Nafisi started her speech by addressing the students in the crowd, talking about her views on education and involvement.

“It is not enough to go in front of the White House to be for or against something, nor is it enough to go to the polls every four years,” she said. She then turned her attention to the multitude of QU 101 students in the crowd, and stressed to them the importance of the identity and community aspects taught in the class.

“For identity, you need to have a core,” she said. “Something that government or even parents can take away from you.”

Next, Nafisi discussed the current situation in the Middle East, and the impact the mass media has on the Western perception of it. She started out making light jokes about American pop culture, but soon became very serious.

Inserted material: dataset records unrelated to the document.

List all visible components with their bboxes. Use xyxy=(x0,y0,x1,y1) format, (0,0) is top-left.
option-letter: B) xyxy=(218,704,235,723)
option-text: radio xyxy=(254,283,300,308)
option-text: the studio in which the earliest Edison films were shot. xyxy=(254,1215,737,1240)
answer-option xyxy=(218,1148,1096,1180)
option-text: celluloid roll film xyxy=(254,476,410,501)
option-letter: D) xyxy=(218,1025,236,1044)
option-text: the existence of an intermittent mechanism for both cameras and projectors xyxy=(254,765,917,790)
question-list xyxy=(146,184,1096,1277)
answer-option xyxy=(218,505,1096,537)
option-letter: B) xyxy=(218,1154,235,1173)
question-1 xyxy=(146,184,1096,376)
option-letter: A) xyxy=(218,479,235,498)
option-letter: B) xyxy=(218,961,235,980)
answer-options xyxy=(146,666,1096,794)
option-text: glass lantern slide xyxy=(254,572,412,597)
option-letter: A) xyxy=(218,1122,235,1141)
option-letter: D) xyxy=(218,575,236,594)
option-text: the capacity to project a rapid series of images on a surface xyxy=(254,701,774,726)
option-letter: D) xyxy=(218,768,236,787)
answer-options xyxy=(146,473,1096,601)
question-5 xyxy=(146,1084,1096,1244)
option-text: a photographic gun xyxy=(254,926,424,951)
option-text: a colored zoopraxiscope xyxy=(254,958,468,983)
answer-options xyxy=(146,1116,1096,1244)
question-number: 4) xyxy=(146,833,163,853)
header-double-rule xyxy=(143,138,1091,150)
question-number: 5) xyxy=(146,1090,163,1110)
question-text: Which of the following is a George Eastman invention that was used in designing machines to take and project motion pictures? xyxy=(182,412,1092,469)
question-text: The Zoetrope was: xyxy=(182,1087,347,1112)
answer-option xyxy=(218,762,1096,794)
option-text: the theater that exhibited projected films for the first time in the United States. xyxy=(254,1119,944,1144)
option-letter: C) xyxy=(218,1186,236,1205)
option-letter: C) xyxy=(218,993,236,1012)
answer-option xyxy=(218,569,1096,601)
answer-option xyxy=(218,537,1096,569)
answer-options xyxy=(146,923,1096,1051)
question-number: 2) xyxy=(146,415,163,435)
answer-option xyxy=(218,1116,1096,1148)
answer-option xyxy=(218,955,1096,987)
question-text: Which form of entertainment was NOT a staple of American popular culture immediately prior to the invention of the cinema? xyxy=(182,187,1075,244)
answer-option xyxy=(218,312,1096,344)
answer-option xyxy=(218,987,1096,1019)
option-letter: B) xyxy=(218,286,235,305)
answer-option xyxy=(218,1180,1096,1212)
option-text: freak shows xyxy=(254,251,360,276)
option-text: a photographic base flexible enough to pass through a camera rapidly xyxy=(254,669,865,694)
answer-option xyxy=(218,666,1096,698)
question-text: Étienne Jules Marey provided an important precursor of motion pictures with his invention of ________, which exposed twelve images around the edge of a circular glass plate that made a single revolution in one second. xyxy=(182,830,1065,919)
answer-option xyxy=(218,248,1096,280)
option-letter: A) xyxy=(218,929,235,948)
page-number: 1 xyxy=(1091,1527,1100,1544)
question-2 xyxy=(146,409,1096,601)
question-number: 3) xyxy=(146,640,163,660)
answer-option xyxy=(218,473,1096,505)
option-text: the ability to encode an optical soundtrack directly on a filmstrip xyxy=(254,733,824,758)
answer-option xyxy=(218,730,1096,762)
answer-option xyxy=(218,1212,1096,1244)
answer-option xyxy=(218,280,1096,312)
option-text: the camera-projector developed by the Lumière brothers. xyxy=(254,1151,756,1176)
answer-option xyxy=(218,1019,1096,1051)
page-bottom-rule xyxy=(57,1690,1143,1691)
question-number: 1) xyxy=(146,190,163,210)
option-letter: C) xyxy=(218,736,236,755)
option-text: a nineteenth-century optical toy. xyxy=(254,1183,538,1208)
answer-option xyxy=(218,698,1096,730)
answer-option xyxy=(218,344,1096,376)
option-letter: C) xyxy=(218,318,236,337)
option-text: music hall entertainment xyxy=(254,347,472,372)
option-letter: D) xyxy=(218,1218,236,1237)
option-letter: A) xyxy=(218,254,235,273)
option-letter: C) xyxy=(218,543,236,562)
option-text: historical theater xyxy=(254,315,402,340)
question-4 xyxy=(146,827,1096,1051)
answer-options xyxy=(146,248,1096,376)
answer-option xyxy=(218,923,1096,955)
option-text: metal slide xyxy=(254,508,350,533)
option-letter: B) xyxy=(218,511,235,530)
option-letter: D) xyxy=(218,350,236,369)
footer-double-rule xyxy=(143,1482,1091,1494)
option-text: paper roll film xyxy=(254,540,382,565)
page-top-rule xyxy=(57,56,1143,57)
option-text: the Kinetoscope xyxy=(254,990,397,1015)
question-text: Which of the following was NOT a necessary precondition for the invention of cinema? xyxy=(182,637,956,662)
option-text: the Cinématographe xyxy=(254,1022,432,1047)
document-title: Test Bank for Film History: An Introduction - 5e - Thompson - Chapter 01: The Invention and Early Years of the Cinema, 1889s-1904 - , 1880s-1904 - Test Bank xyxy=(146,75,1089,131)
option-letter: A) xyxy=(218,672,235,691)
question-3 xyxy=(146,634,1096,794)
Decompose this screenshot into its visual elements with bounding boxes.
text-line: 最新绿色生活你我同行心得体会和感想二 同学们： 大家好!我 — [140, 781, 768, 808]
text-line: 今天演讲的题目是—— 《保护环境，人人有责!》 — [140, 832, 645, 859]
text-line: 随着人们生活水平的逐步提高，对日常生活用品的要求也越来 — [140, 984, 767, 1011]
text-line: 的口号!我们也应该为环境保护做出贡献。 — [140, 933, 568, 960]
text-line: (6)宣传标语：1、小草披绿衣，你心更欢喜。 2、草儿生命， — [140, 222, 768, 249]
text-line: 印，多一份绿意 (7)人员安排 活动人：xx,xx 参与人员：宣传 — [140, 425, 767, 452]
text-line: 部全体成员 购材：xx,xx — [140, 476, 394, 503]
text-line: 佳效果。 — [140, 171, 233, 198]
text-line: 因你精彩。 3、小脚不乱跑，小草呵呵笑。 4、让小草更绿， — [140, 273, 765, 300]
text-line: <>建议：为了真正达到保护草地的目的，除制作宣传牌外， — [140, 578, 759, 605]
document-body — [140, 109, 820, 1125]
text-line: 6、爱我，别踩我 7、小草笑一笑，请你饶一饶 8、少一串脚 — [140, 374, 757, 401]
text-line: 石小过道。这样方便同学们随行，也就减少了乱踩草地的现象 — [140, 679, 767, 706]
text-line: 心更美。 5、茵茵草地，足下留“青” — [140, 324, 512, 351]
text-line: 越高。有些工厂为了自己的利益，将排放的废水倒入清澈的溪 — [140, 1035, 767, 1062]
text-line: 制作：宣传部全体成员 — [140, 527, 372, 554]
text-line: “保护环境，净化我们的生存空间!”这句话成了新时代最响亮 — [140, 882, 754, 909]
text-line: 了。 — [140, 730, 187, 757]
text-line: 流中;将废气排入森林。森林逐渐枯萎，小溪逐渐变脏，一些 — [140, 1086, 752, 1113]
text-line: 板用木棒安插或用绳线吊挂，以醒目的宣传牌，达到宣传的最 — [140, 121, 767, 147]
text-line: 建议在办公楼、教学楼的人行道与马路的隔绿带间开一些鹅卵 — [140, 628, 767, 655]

“In the kind of world we live in, where the information you get about a country like Iraq and Iran comes from a hooded man beheading people and sending out tapes, where women and children are executed for wearing the wrong clothing,” she said, “we need this republic of imagination.”

She went on to state that one must be ready and willing to learn.

Nafisi is hopeful for relations between the West and the Middle East. However, she feels that ordinary citizens, not government officials, are the key to amending relations.

“I have much more faith in people than in governments,” she said. “It is from within a society that change will come.”

Additionally, Nafisi stated that she believes that the United States still needs to support changes in those societies, as well as changes in American society, and that the doctrine of political correctness plays a major role in the way that society works today.

“We are living in a politically correct world, and someone is always being insulted,” Nafisi said. “But no amount of political correctness can make us empathize with a woman in Afghanistan who is taken to a stadium and executed for not wearing the proper clothing.”

Student reaction to Nafisi’s speech was very positive. “She was very interesting, and she had a lot of good points,” said freshman Heather Lopes.

Stef Kruzick, a fellow freshman, echoed that sentiment. “She was very intelligent; I think she was a good speaker,” she said.

After her lecture, Nafisi signed copies of her book “Reading Lolita in Tehran,” which has been on “The New York Times” best-seller list for 100 straight weeks, and has been translated into 32 languages.

Nafisi concluded by stating that “it is up to people to break the barriers.”

She further urged students not to “accept any ready-made formulas,” and to establish their own identity.

Nafisi is speaking at colleges and universities throughout the United States as part of her promoting her book.